O SORTILÉGIO DA SERRA



24 HORAS
NA PAZ DA MONTANHA

Como homem do mar e da ria, pisando chão plano, sempre sonhei, desde menino, com a magia da serra. Anos e anos olhei para as silhuetas das montanhas, bem visíveis em dias claros, com sonhos de um dia sentir ao vivo a paz dos montes, rodeado do silêncio e da verdura da floresta virgem. Já crescido, recordo os meus primeiros contactos com a serra e senti muitas vezes, ao longo da vida, o sortilégio da montanha, onde vou quando posso. E o mais curioso é que, quando a visito, novas sensações me invadem a ponto de alimentar, nem sei porquê, projectos inviáveis de me fixar nos montes de vidas mais calmas e da tranquilidade absoluta que me aproxima de modo diferente do espiritual. 
Por 24 horas, fui mais uma vez ao Caramulo, onde há recantos aparentemente nunca vistos. Recantos que vamos descobrindo e redescobrindo em cada esquina, sobretudo em aldeias quase despovoadas, que estão carregados de história e de estórias que são, sem dúvida, riqueza que não pode continuar ignorada.

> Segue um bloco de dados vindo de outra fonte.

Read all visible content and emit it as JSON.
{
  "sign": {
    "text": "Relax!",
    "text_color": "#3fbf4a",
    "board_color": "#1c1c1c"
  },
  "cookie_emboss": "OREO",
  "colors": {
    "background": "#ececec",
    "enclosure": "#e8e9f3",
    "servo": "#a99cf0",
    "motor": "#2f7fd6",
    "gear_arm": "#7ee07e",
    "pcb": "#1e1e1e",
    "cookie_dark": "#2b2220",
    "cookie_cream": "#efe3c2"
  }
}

Dia de chuva, ora miudinha ora pesada e agressiva, com nuvens negras a indiciarem o Inverno que oficialmente ainda vem longe, as 24 horas que passei na serra proporcionaram-me uma paz interior que foi saboroso viver. 
Da janela da casa que me acolheu, fui contemplando a floresta que os fogos de Verão, felizmente, não têm mutilado nem nunca, ao que soube, transformaram em montanha de cadáveres hirtos e ressequidos. Nem carros acelerando e chiando nas cursas, que as há por ali, nem cães que ladram e gente que grita, nem altifalantes que anunciam aos berros arranhados a próxima festa, nem aviões em exercícios mecânicos e enfadonhos, nada perturbava o sossego da montanha que vivia, tranquilamente, a sua existência milenar. 
Dei comigo a prescindir da música armazenada para ouvir o silêncio apenas perturbado, docemente, pela chuva miudinha que teimava em cair, senti o prazer de conversar ignorando a caixa mágica que mudou e moldou o mundo, deliciei-me com a sesta reconfortante, apreciei um conto da escritora Flannery O’Connor que me deixou emocionado… Passeei por ruas tortuosas despidas de gente, olhei com curiosidade para a toponímia da terra, parei na fonte que corria ininterruptamente, decerto há séculos, admirei a vegetação espontânea que tudo cobre, ouvi estórias de gente que trabalhou e que sofreu, aprendendo na vida a vencer obstáculos e a ser feliz. 
As nuvens acompanharam-me neste andar e neste estar, alimentando, com as suas correrias mágicas, ao sabor do vento, os meus sonhos, que nunca me abandonaram, de um dia correr mundo, como elas... E tudo isto, e muito mais, graças a bons amigos que sabem muito dos meus sonhos e dos meus gostos.